Here's an example of a LOL where Albinus and Margot are frolicking at the beach:
He splashed in after her. She turned toward him, laughing, spitting, wiping the wet hair from her eyes. He attempted to duck her, then caught her by the ankle and she kicked and screamed. An Englishwoman who was lolling in a deck-chair beneath a mauve sunshade reading Punch turned to her husband, a red-faced, white-hatted man squatting on the sand, and said:
“Look at that German romping about with his daughter. Now, don’t be so lazy, William. Take the children out for a good swim.” p114
But here are two examples of LOL! moments:
In this scene, Albinus suspects that Paul knows about the affair.

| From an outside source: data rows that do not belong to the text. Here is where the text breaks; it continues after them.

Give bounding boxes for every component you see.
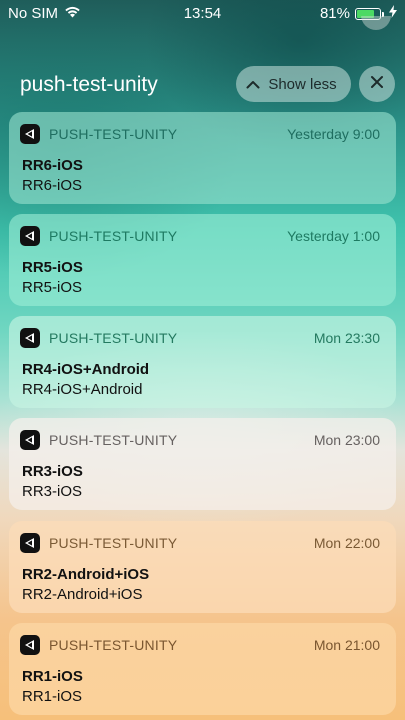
show-less-button[interactable]: Show less bbox=[236, 66, 351, 102]
notification-body: RR3-iOS bbox=[22, 483, 83, 500]
notification-card[interactable]: PUSH-TEST-UNITY Yesterday 1:00 RR5-iOS R… bbox=[9, 214, 396, 306]
close-icon bbox=[370, 75, 384, 94]
notification-body: RR5-iOS bbox=[22, 279, 83, 296]
notification-title: RR3-iOS bbox=[22, 463, 83, 480]
notification-body: RR1-iOS bbox=[22, 688, 83, 705]
notification-body: RR6-iOS bbox=[22, 177, 83, 194]
notification-card[interactable]: PUSH-TEST-UNITY Mon 23:00 RR3-iOS RR3-iO… bbox=[9, 418, 396, 510]
notification-app-name: PUSH-TEST-UNITY bbox=[49, 228, 178, 244]
notification-app-name: PUSH-TEST-UNITY bbox=[49, 126, 178, 142]
chevron-up-icon bbox=[246, 76, 260, 93]
notification-time: Mon 23:30 bbox=[313, 330, 380, 346]
status-bar: No SIM 13:54 81% bbox=[0, 0, 405, 28]
notification-card[interactable]: PUSH-TEST-UNITY Mon 22:00 RR2-Android+iO… bbox=[9, 521, 396, 613]
unity-app-icon bbox=[20, 124, 40, 144]
notification-body: RR2-Android+iOS bbox=[22, 586, 143, 603]
notification-time: Mon 23:00 bbox=[313, 432, 380, 448]
notification-title: RR2-Android+iOS bbox=[22, 566, 150, 583]
notification-app-name: PUSH-TEST-UNITY bbox=[49, 330, 178, 346]
unity-app-icon bbox=[20, 635, 40, 655]
notification-app-name: PUSH-TEST-UNITY bbox=[49, 432, 178, 448]
group-title: push-test-unity bbox=[20, 73, 158, 96]
notification-card[interactable]: PUSH-TEST-UNITY Mon 21:00 RR1-iOS RR1-iO… bbox=[9, 623, 396, 715]
notification-app-name: PUSH-TEST-UNITY bbox=[49, 535, 178, 551]
notification-title: RR4-iOS+Android bbox=[22, 361, 150, 378]
clear-group-button[interactable] bbox=[359, 66, 395, 102]
unity-app-icon bbox=[20, 226, 40, 246]
show-less-label: Show less bbox=[268, 75, 337, 93]
unity-app-icon bbox=[20, 430, 40, 450]
notification-body: RR4-iOS+Android bbox=[22, 381, 143, 398]
notification-group-header: push-test-unity Show less bbox=[0, 62, 405, 106]
notification-title: RR1-iOS bbox=[22, 668, 83, 685]
unity-app-icon bbox=[20, 328, 40, 348]
notification-time: Mon 21:00 bbox=[313, 637, 380, 653]
notification-card[interactable]: PUSH-TEST-UNITY Yesterday 9:00 RR6-iOS R… bbox=[9, 112, 396, 204]
notification-title: RR6-iOS bbox=[22, 157, 83, 174]
notification-time: Yesterday 1:00 bbox=[287, 228, 380, 244]
notification-app-name: PUSH-TEST-UNITY bbox=[49, 637, 178, 653]
notification-title: RR5-iOS bbox=[22, 259, 83, 276]
notification-card[interactable]: PUSH-TEST-UNITY Mon 23:30 RR4-iOS+Androi… bbox=[9, 316, 396, 408]
battery-percent: 81% bbox=[319, 5, 350, 22]
notification-time: Yesterday 9:00 bbox=[287, 126, 380, 142]
notification-time: Mon 22:00 bbox=[313, 535, 380, 551]
unity-app-icon bbox=[20, 533, 40, 553]
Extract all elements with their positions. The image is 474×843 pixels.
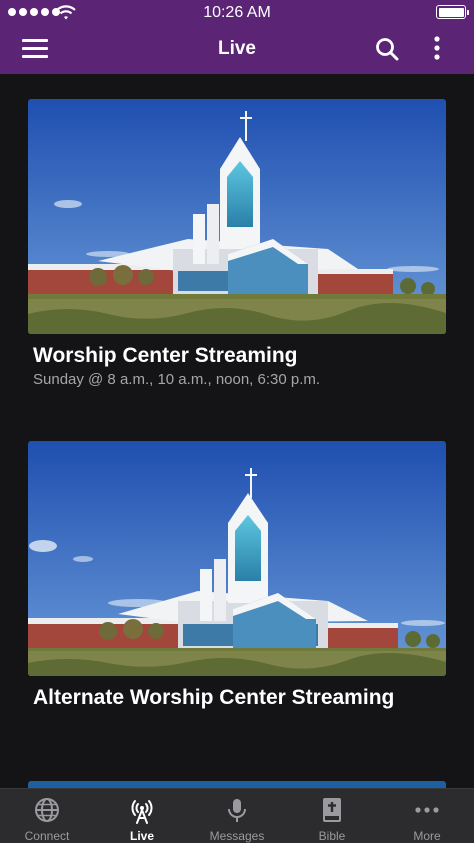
stream-card[interactable]: Alternate Worship Center Streaming [28, 441, 446, 709]
microphone-icon [228, 799, 246, 822]
stream-card[interactable]: Worship Center Streaming Sunday @ 8 a.m.… [28, 99, 446, 388]
bible-icon [323, 798, 341, 822]
status-bar: 10:26 AM [0, 0, 474, 26]
tab-connect[interactable]: Connect [0, 789, 94, 843]
stream-schedule: Sunday @ 8 a.m., 10 a.m., noon, 6:30 p.m… [33, 371, 321, 388]
status-time: 10:26 AM [203, 4, 271, 21]
page-title: Live [217, 38, 257, 59]
broadcast-tower-icon [131, 800, 153, 824]
stream-thumbnail [28, 99, 446, 334]
tab-label: Connect [24, 829, 70, 843]
tab-live[interactable]: Live [95, 789, 189, 843]
more-dots-icon [415, 807, 439, 813]
app-header: 10:26 AM Live [0, 0, 474, 74]
search-icon[interactable] [374, 36, 400, 62]
stream-thumbnail [28, 441, 446, 676]
nav-bar: Live [0, 26, 474, 74]
globe-icon [35, 798, 59, 822]
stream-title: Alternate Worship Center Streaming [33, 686, 395, 709]
tab-label: Live [129, 829, 154, 843]
more-options-icon[interactable] [430, 36, 444, 62]
tab-label: More [413, 829, 441, 843]
tab-more[interactable]: More [380, 789, 474, 843]
tab-label: Bible [318, 829, 346, 843]
stream-title: Worship Center Streaming [33, 344, 298, 367]
tab-label: Messages [209, 829, 265, 843]
tab-bible[interactable]: Bible [285, 789, 379, 843]
battery-icon [436, 5, 469, 19]
tab-messages[interactable]: Messages [190, 789, 284, 843]
tab-bar: Connect Live Messages Bible More [0, 788, 474, 843]
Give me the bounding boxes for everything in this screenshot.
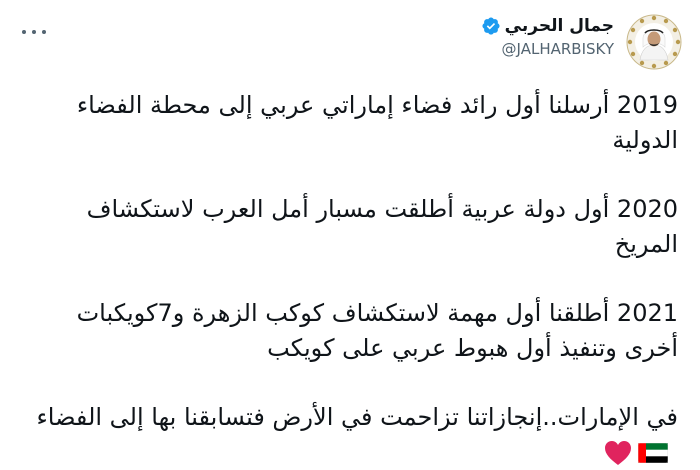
author-handle[interactable]: @JALHARBISKY (481, 40, 614, 58)
tweet-paragraph-text: في الإمارات..إنجازاتنا تزاحمت في الأرض ف… (36, 403, 678, 431)
author-block[interactable]: جمال الحربي @JALHARBISKY (481, 16, 614, 58)
tweet-text: 2019 أرسلنا أول رائد فضاء إماراتي عربي إ… (30, 88, 678, 470)
tweet-paragraph: 2021 أطلقنا أول مهمة لاستكشاف كوكب الزهر… (76, 299, 678, 362)
avatar[interactable] (626, 14, 682, 70)
more-options-icon[interactable] (22, 22, 46, 42)
tweet-paragraph: 2019 أرسلنا أول رائد فضاء إماراتي عربي إ… (76, 91, 678, 154)
tweet-card: جمال الحربي @JALHARBISKY 2019 أرسلنا أول… (0, 0, 700, 465)
verified-badge-icon (482, 17, 500, 35)
tweet-paragraph-last: في الإمارات..إنجازاتنا تزاحمت في الأرض ف… (30, 400, 678, 470)
red-heart-icon (605, 441, 631, 465)
flag-uae-icon (638, 443, 668, 463)
author-display-name[interactable]: جمال الحربي (505, 16, 614, 36)
emoji-group (604, 440, 668, 466)
tweet-paragraph: 2020 أول دولة عربية أطلقت مسبار أمل العر… (86, 195, 678, 258)
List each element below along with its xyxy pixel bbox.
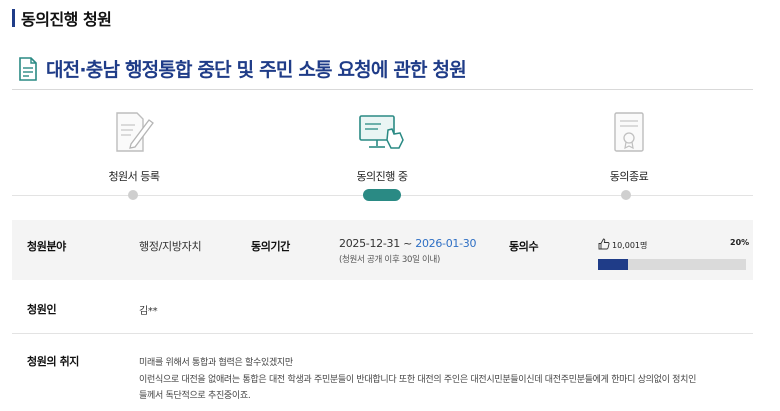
petition-title-text: 대전·충남 행정통합 중단 및 주민 소통 요청에 관한 청원 xyxy=(46,59,467,81)
monitor-hand-icon xyxy=(359,115,404,149)
consent-percent: 20% xyxy=(730,238,750,247)
purpose-line: 미래를 위해서 통합과 협력은 할수있겠지만 xyxy=(139,358,293,368)
document-icon xyxy=(19,56,37,81)
step-dot-active xyxy=(363,189,401,201)
step-label: 동의진행 중 xyxy=(356,170,408,183)
step-in-progress: 동의진행 중 xyxy=(322,110,442,183)
consent-label: 동의수 xyxy=(509,240,539,253)
step-registered: 청원서 등록 xyxy=(74,110,194,183)
thumbs-up-icon xyxy=(598,238,610,250)
page-heading: 동의진행 청원 xyxy=(12,7,112,29)
title-divider xyxy=(12,89,753,90)
certificate-icon xyxy=(614,112,644,152)
consent-progress-bar xyxy=(598,259,746,270)
field-label: 청원분야 xyxy=(27,240,66,253)
purpose-label: 청원의 취지 xyxy=(27,355,80,368)
purpose-line: 들께서 독단적으로 추진중이죠. xyxy=(139,391,251,401)
petitioner-label: 청원인 xyxy=(27,303,57,316)
page-heading-text: 동의진행 청원 xyxy=(21,10,112,29)
consent-progress-fill xyxy=(598,259,628,270)
step-dot-ended xyxy=(621,190,631,200)
petitioner-value: 김** xyxy=(139,306,158,317)
period-end: 2026-01-30 xyxy=(415,237,477,250)
period-range: 2025-12-31 ~ 2026-01-30 xyxy=(339,237,477,250)
heading-accent-bar xyxy=(12,9,15,27)
petition-title: 대전·충남 행정통합 중단 및 주민 소통 요청에 관한 청원 xyxy=(18,55,467,82)
section-divider xyxy=(12,333,753,334)
field-value: 행정/지방자치 xyxy=(139,240,202,253)
period-separator: ~ xyxy=(403,237,413,250)
period-label: 동의기간 xyxy=(251,240,290,253)
step-label: 청원서 등록 xyxy=(108,170,160,183)
step-dot-registered xyxy=(128,190,138,200)
pen-document-icon xyxy=(116,112,154,152)
step-label: 동의종료 xyxy=(609,170,649,183)
period-note: (청원서 공개 이후 30일 이내) xyxy=(339,255,441,265)
period-start: 2025-12-31 xyxy=(339,237,400,250)
step-ended: 동의종료 xyxy=(569,110,689,183)
purpose-line: 이런식으로 대전을 없애려는 통합은 대전 학생과 주민분들이 반대합니다 또한… xyxy=(139,375,697,385)
consent-count: 10,001명 xyxy=(612,241,648,250)
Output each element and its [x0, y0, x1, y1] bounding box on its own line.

She was cuddled in a corner of the sofa, relating slowly and minutely the plot of a play which she had seen. Her pale eyes with the faint freckles under them were as candid as her mother’s had been, and her unpowdered nose shone pathetically. Paul nodded his head and smiled. She might have been speaking Russian for all he knew. Then suddenly, and for one second only, he caught sight of Albinus’ eyes looking at him over the book he was holding. p 73
Here's a bit of advice that Rex shared with the couple:
“One can’t build up one’s life on the quick-sands of misfortune,” Rex had said to him. “That is a sin against life. I once had a friend who was a sculptor and whose unerring appreciation of form was almost uncanny. Then, all of a sudden, out of pity he married an ugly, elderly hunchback. I don’t know exactly what happened, but one day, soon after their marriage, they packed two little suitcases, one for each, and went on foot to the nearest lunatic asylum. In my opinion, an artist must let himself be guided solely by his sense of beauty: that will never deceive him.” p 181
And this was a LOL! moment for me in Look at the Harlequins!:
I might have been displeased by the tolerance she showed Basilevski (knowing none of his works and only vaguely aware of his preposterous reputation) had it not occurred to me that the theme of her sympathy was repeating, as it were, the friendly phase of my own initial relations with that faux bonhomme. From behind a more or less Doric column I overheard him asking my naive gentle Annette had she any idea why I hated so fiercely Gorki (for whom he cultivated total veneration). Was it because I resented the world fame of a proletarian? Had I really read any of that wonderful writer's books? Annette had looked puzzled but all at once a charming childish smile illumined her whole face and she recalled The Mother, a corny Soviet film that I had criticized, she said, "because the tears rolling down the faces were too big and too slow."
"Aha! That explains a lot," proclaimed Basilevski with gloomy satisfaction. p 117
By the way, there's a copy of the 1969 film adaption of Laughter in the Dark on Archives.org.